Museum at the Gateway Arch
St. Louis
Best Project
Owners Gateway Arch Park Foundation; National Park Service
Design Firm Cooper Robertson
Contractor McCarthy Building Cos. Inc.
Civil Engineer David Mason + Associates
Structural Engineer Alper Audi Inc.
Mechanical, Electrical & Technology Engineer IMEG Corp.
Plumbing & Fire Protection Engineer KAI
Exhibit Designer Haley Sharpe Design
Located at the base of Eero Saarinen’s iconic Arch, this LEED Gold, $108.9-million project renovated and expanded the half-century-old subterranean museum and visitor center and added a new west entrance.

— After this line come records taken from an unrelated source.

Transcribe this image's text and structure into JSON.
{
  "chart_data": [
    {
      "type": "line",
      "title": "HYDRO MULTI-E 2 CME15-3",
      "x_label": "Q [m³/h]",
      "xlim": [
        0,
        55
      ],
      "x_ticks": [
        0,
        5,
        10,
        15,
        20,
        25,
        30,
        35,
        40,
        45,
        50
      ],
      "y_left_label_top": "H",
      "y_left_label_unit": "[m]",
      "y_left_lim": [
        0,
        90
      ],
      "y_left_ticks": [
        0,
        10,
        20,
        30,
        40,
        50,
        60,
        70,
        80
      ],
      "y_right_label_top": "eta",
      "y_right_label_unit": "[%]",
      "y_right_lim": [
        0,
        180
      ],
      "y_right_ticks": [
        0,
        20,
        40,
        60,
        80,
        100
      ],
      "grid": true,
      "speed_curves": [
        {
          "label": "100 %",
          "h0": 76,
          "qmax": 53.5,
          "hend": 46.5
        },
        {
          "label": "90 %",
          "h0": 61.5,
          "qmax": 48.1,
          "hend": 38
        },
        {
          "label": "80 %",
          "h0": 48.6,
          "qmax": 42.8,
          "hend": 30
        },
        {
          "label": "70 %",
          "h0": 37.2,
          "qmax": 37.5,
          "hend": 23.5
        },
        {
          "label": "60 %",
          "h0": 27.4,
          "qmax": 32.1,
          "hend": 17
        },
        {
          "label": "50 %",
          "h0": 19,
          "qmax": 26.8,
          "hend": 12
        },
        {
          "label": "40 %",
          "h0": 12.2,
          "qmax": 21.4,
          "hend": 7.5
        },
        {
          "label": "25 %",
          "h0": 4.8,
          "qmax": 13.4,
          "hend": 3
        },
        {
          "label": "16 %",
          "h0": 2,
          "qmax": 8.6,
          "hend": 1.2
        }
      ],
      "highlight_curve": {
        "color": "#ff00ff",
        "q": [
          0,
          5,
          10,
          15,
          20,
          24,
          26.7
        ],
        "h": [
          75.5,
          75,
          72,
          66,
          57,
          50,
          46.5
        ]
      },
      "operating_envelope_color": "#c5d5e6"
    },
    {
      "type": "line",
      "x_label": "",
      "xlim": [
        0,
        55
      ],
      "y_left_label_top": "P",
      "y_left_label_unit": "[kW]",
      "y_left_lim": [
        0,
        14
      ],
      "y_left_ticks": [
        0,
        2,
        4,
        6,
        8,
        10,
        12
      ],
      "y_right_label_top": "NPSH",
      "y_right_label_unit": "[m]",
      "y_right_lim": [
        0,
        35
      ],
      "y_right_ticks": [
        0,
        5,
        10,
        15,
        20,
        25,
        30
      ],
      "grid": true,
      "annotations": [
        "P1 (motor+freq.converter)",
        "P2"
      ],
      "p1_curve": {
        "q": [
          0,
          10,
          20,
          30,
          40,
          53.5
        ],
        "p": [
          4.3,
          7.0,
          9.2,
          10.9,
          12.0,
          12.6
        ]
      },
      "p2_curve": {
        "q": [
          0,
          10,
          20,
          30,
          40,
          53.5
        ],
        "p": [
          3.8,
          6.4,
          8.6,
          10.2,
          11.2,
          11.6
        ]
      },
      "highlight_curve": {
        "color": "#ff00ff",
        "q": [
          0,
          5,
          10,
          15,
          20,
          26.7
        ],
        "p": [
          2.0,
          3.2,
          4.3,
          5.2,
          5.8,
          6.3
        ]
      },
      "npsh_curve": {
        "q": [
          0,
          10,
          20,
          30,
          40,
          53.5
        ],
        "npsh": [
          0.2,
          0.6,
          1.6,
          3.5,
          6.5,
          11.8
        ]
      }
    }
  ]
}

The largest public-private partnership investment ever in a national park, the project team sought to expand and improve the visitor’s center and connect the park via a walking path to St. Louis’ Old Courthouse, which had been cut off by a highway. It also had to be built without shutting down the Arch, which gets nearly 3 million visitors a year.

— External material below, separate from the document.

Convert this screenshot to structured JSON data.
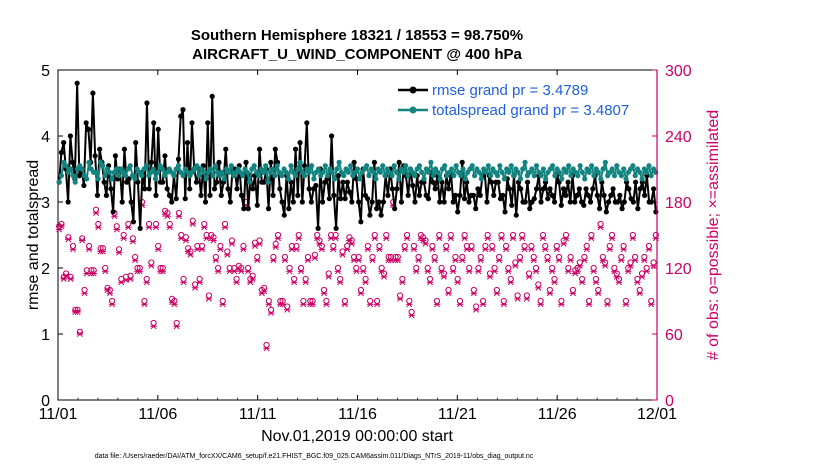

The entrance to the expanded museum allows visitors to enter the building at ground level. A gentle slope takes them through the 46,000-sq-ft addition to the museum, which explores the role of St. Louis in westward expansion.
One of the National Park Service’s requirements was that the below-grade expansion structure had to comply with Saarinen’s original berm height design. The tallest wall rises 41 ft, but most above-ground walls on the sloping entrance range from 25 ft to 35 ft tall. All of the walls slope inward from the park and had to be matched during concrete placement for final positions. Instead of using natural fill, project contractor McCarthy used lightweight geofoam to create the sloping grade that links the land bridge to the visitor center and then the Arch.
In 2015, two Mississippi River floods washed away the east slope of the center’s site and part of the site of a former parking garage that was demolished for the park reconfiguration. That forced a later opening.
Ryan Freeman, former vice president of operations at McCarthy, says, “We had to be able to construct the new museum and renovate the old museum while interacting with visitors and having hundreds of dump trucks coming into and out of the site every day.” Freeman adds, “We excavated 300,000 cu yd of material to dig down to the foundation wall of the existing museum.”